For 16-year-old Connor Duncan, a sophomore at North Central High School, that inspiration came when he stumbled on a YouTube video of someone 3D printing face shields to help meet the demand for their local health care system.
"Because of the shortage of the personal protective equipment, it’s kind of something that I wanted to do to protect my mother," Duncan says.
His mother, Christina Duncan, is a nurse practitioner who works with DispatchHealth, an app-based service that provides in-home urgent care for everything from urinary tract infections and strep throat testing to stitches and IV-fluids. The system, which now has 13 employees in the Spokane area, also sometimes helps patients with upper respiratory symptoms, which is where the concern comes in with protective equipment to prevent the spread of the novel coronavirus.
For a typical visit, the health care workers wear a surgical mask, eye protection (goggles), and gloves, but they also don a gown, shoe protectors and a face shield for patients with respiratory symptoms, Christina Duncan says.
So Connor Duncan decided to put the 3D printer he got as a gift two years ago to use printing plastic headbands that can be fitted with removable transparent face shields made from hole-punched overhead projector sheets.
Over the last few days, Duncan has put his printer and a neighbor's to use to print about 15 headbands by Monday, March 30.
With an interest in science and technology, Connor had previously used his printer to create everything from parts for the printer itself to a button-operated wallet that can display all your cards at once.
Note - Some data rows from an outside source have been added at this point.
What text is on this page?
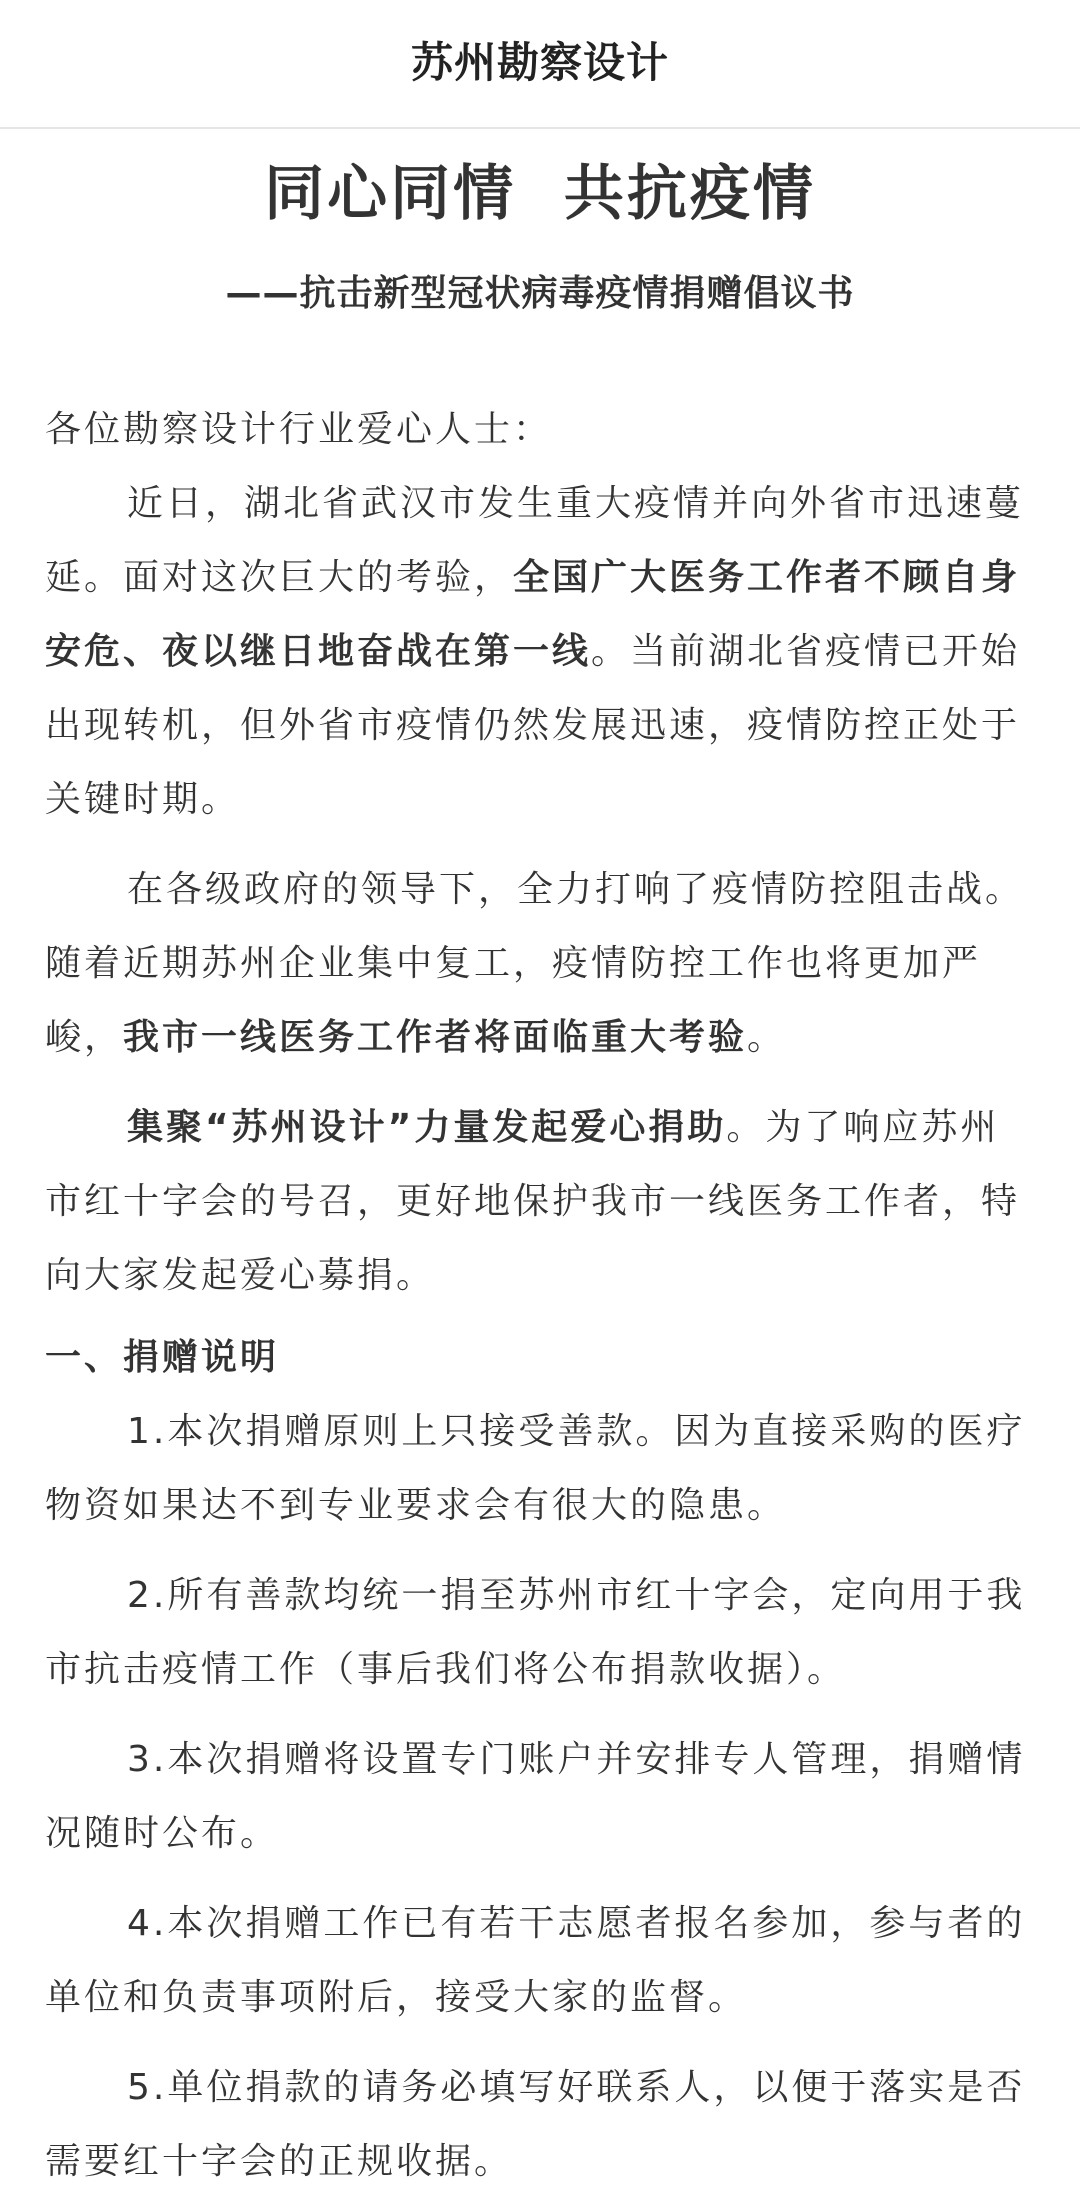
苏州勘察设计
同心同情  共抗疫情
——抗击新型冠状病毒疫情捐赠倡议书

各位勘察设计行业爱心人士：

近日，湖北省武汉市发生重大疫情并向外省市迅速蔓延。面对这次巨大的考验，全国广大医务工作者不顾自身安危、夜以继日地奋战在第一线。当前湖北省疫情已开始出现转机，但外省市疫情仍然发展迅速，疫情防控正处于关键时期。

在各级政府的领导下，全力打响了疫情防控阻击战。随着近期苏州企业集中复工，疫情防控工作也将更加严峻，我市一线医务工作者将面临重大考验。

集聚“苏州设计”力量发起爱心捐助。为了响应苏州市红十字会的号召，更好地保护我市一线医务工作者，特向大家发起爱心募捐。

一、捐赠说明

1.本次捐赠原则上只接受善款。因为直接采购的医疗物资如果达不到专业要求会有很大的隐患。

2.所有善款均统一捐至苏州市红十字会，定向用于我市抗击疫情工作（事后我们将公布捐款收据）。

3.本次捐赠将设置专门账户并安排专人管理，捐赠情况随时公布。

4.本次捐赠工作已有若干志愿者报名参加，参与者的单位和负责事项附后，接受大家的监督。

5.单位捐款的请务必填写好联系人，以便于落实是否需要红十字会的正规收据。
Now, it's all business as he tries to do his part to protect health care workers.
"The headbands can be reused, and the face shields can just be interchanged," he says. "And since it is plastic, it can be sanitized."
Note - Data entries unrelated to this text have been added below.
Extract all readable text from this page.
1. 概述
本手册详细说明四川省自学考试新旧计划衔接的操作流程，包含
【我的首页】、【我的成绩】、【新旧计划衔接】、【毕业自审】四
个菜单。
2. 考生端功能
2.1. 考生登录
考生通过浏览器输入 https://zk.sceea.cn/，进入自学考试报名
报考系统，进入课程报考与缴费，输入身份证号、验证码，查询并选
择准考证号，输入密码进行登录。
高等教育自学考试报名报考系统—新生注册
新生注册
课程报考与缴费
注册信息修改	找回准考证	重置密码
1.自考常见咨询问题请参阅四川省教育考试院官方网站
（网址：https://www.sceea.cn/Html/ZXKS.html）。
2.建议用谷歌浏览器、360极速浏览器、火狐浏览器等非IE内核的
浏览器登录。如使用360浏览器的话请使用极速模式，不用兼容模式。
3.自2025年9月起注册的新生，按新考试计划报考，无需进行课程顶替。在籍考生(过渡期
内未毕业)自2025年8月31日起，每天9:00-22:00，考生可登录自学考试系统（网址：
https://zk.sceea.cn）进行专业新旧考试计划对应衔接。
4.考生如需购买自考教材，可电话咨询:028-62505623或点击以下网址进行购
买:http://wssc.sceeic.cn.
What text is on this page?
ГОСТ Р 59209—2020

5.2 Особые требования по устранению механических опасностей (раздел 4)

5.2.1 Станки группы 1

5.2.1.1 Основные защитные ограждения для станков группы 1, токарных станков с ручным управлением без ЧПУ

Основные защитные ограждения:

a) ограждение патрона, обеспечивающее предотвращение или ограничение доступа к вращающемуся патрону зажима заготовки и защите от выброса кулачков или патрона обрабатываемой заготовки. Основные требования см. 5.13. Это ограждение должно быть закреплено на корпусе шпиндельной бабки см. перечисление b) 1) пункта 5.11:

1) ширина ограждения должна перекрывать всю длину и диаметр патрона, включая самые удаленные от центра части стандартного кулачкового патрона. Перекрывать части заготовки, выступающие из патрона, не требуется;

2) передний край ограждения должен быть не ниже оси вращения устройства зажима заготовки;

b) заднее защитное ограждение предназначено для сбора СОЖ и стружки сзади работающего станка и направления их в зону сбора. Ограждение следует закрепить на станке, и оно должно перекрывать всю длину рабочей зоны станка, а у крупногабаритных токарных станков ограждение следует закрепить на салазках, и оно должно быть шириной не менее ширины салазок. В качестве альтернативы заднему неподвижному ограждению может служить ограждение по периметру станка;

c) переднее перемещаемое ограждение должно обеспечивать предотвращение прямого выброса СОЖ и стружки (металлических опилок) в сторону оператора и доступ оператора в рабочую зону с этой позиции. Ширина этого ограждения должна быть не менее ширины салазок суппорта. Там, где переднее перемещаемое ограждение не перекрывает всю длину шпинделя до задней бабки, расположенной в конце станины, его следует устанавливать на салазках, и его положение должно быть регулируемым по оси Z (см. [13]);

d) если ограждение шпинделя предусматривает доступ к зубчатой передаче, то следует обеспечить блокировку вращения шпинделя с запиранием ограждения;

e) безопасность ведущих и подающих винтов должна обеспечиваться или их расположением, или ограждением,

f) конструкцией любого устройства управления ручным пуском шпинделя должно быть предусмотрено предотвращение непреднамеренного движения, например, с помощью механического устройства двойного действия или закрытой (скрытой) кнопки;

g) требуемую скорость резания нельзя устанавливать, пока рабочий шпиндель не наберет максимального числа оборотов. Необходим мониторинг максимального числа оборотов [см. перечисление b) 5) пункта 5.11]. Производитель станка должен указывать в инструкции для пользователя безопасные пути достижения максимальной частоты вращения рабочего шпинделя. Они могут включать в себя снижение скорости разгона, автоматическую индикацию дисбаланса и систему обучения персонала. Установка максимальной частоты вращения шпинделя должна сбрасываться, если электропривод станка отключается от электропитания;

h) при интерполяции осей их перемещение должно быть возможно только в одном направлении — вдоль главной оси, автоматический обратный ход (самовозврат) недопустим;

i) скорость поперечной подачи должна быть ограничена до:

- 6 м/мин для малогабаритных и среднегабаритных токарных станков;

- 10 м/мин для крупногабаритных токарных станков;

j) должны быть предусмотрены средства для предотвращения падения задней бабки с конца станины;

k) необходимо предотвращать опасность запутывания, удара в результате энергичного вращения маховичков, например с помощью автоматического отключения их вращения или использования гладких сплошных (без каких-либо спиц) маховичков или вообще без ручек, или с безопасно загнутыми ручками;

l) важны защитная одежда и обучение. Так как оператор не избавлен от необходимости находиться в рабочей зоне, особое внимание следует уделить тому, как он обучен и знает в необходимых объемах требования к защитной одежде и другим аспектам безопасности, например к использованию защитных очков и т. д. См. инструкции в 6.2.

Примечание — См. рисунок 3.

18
Or, the whole setup can be thrown away. He plans to continue printing more for his mom's team and others who may need them. Part of his aim is to protect the very health care workers who may someday train aspiring medical professionals like himself.
"I want to be a surgeon, and I know with keeping the entire medical field safe, it’s going to let future generations kind of learn," he says.
DispatchHealth has been in Spokane since August, but the company has been around for five years, says Christina Duncan, who serves as the clinical practice lead for Spokane. It operates in 12 states and 18 cities, with 70 vehicles to go out and treat people across the system.
"We saw over 400 patients in the month of March, and our numbers are growing," she says. "We see everybody from 3 months old and older."
Before the COVID-19 outbreak, many of the patients the Spokane workers saw were seniors, but there were also mothers who didn't want to take all their kids with them to an urgent-care facility, she says. That demographic has expanded since the virus outbreak.
"We’re definitely seeing a broader spectrum of patients," she says.
Their service runs from 8 am to 10 pm, and costs the same as an urgent care co-pay for those with insurance, and a flat $275 fee for those without it, Christina Duncan says.